This past weekend I took the time to start (re)reading the book that Ashvin and Ruben wrote last year. One concept that was brought up by JB Wood was about Consumption Gap.
What is the consumption gap (as it relates to Customer Success)?
If your end customers can’t figure out how to use your product or they can’t get it to work in their network, or they can’t change their business process to adapt to its features, it has little or no value to them.
The difference between the value a product could provide to the customer and the value it actually does provide is what we call the ‘consumption gap’.
The goal is, of course, to shrink the consumption gap over time. This is an ever-evolving process because as your product evolves, the consumption gap grows.
So, how can we as Customer Success Managers, close the Consumption gap?
- Keep abreast of the new Product releases: Keeping up to date on the latest product releases and ensure that you are talking about the new functionality to your customers. At Gainsight, we insist on attending product release meetings live and answer product quizzes after every release (our documentation team helps create these quizzes). If we have missed these releases, we are nudged to review the release as soon as we log into Gainsight through our Product Analytics and Engagement solution, Px (See below). Bottom line, we can’t possibly close the consumption gap for our customers without being aware of it ourselves.
- Talking to the right people in the customer’s organization: If we see that we are not making headway with the customer towards closing the gap, we may not be talking to the people who can do the following for you:
- champion for us internally
- get the resources or the buy-in of people to get to those resources
- care about the success and understand the value the tool can provide even if it is not providing it right now (i.e. they believe in the promise of your solution)
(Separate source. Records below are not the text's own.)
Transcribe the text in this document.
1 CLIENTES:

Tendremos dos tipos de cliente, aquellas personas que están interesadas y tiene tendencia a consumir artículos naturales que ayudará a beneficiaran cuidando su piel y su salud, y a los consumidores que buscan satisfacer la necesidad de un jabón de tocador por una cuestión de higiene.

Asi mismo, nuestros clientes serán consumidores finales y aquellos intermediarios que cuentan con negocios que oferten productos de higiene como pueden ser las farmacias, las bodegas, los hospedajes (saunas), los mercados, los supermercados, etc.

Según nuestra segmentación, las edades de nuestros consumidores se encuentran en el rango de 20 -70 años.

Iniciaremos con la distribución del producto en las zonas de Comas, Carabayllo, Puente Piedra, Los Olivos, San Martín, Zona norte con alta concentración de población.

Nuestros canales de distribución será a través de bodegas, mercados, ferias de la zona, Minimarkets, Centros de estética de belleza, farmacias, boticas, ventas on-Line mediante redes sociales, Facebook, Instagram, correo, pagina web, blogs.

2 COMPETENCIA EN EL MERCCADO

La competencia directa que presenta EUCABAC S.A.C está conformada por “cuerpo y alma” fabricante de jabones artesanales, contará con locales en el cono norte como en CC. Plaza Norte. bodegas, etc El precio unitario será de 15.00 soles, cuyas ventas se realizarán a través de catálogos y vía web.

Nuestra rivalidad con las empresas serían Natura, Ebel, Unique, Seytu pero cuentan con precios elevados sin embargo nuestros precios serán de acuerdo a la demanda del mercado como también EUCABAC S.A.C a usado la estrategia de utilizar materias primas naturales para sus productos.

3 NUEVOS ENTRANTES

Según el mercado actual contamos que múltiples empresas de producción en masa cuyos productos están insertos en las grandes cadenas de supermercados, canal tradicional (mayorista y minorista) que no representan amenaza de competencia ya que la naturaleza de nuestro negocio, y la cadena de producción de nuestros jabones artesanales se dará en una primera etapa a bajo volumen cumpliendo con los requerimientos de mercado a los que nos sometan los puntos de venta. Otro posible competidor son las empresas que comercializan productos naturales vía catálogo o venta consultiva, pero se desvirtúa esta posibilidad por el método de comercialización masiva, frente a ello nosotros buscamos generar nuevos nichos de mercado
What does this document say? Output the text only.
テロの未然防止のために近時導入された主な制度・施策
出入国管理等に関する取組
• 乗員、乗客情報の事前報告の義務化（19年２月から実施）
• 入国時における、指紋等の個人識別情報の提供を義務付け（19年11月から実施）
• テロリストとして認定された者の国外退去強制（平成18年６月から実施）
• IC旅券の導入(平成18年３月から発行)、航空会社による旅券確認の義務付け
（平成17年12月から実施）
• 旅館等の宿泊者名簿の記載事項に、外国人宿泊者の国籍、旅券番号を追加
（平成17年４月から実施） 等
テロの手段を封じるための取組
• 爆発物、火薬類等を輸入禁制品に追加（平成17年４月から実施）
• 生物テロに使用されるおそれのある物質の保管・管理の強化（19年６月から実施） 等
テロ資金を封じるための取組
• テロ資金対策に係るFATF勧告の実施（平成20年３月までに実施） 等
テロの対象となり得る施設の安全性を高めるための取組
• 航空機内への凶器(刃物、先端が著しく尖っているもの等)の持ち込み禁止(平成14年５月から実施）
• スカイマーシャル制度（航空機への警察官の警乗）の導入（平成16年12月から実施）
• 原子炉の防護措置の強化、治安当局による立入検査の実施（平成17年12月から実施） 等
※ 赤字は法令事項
If we are talking to the right people, sooner or later, we will make progress towards closing the consumption gap.
- Conduct value discussions: What does value mean for the customers? What does the customer care about? You need the knowledge of the product but that’s not enough. You also need the skill to translate that knowledge into value for the customer. Only then will the customer listen and be interested in giving us time. How does your new feature translate into customer’s Key Results and Actions? How can our product help customers achieve their goals or their next promotion or both? And when the new feature/functionality does not do anything for the customer, we should be OK on not pushing it. Not all customers will adopt every sticky feature there is.
- Close the loop in enablement and change management: Even if the customer is bought in, it does not mean that we have won the battle. Think about how can customers quickly adopt, how can they train (create/send enablement materials or conduct training sessions) and how can they change their current process to start using our tool (this is a really meaty topic on change management). It is easy for the end-users to fall back to old habits because change does come with resistance. We should anticipate the resistance and plan for it. Working with our adoption champion to anticipate the resistance, monitoring it
- Gauge (and change) perception of consumption gap new sponsor: A new sponsor can come with a lot of preconceived notions of your tool. Some of this can be good, and some can cause trouble. Value gap may exist in the mind of the new sponsor. In that case, there are a couple of paths that we can take:
- We help correct that impression, tactfully, by showing the past ROI and successes of the tool and have our internal champions vouch for the value of the solution to this new sponsor. At Gainsight, we capture verified outcomes for our customers in which we track customers where the decision-maker has acknowledged outcomes or value. This metric forms a part of our health scores and a part of CSM compensation.
- New execs may still need more convincing than showing them past achievements. Understanding the yardstick for success for this new executive is key. The new executive will craft their own 30-60-90 day plan that may not align with their predecessor’s. The latter part of this webinar on CS hands offs talks about how to effectively manage a change of sponsor event. What helps here is an Exec Business Review kind of conversation with the new executive discussing their priorities and the working through those priorities with Adoption champion and admin. Aligning your solution’s value with the 30-60-90 DAY plan of the exec helps us get a buy-in from the executive early as they need to show value fast in their new role. An EBR also serves a good opportunity to highlight roadblocks while we have exec attention.
- Channel feedback to the product: Sometimes the problems around the consumption gap may not be solvable by the sheer grit of the CSM alone. As product complexity increases, so does the consumption gap. It befalls on the CSM and CSM leadership to make the Product organizations aware of consumption gaps that arise as a result of the functionality being overly complicated or less useful. Product teams can also do this analysis by identifying key dropoff points or areas of low feature or module usage through a solution like Gainsight PX. User community feedback can also serve as a critical channel of feedback on consumption gap as well: Which features are not mentioned in the community at all? Why?
- Better training – in and out of the product: Improving training offerings on product areas that are consistently under-utilized by the customers can be a good investment to close the consumption gap. Also useful our in-app product guides to activate the usage of new or complicated or lesser-known features. Example below:
The consumption gap has a tendency to undermine the potential ROI of your solution because your customers end up paying a premium for complex technology that’s never used because it’s not useful to them. As the consumption gap widens, it can result in down-sell or churn conversation. On the flip side, improving consumption gap delivers our promised value and can result in upsells and make renewals a non-event.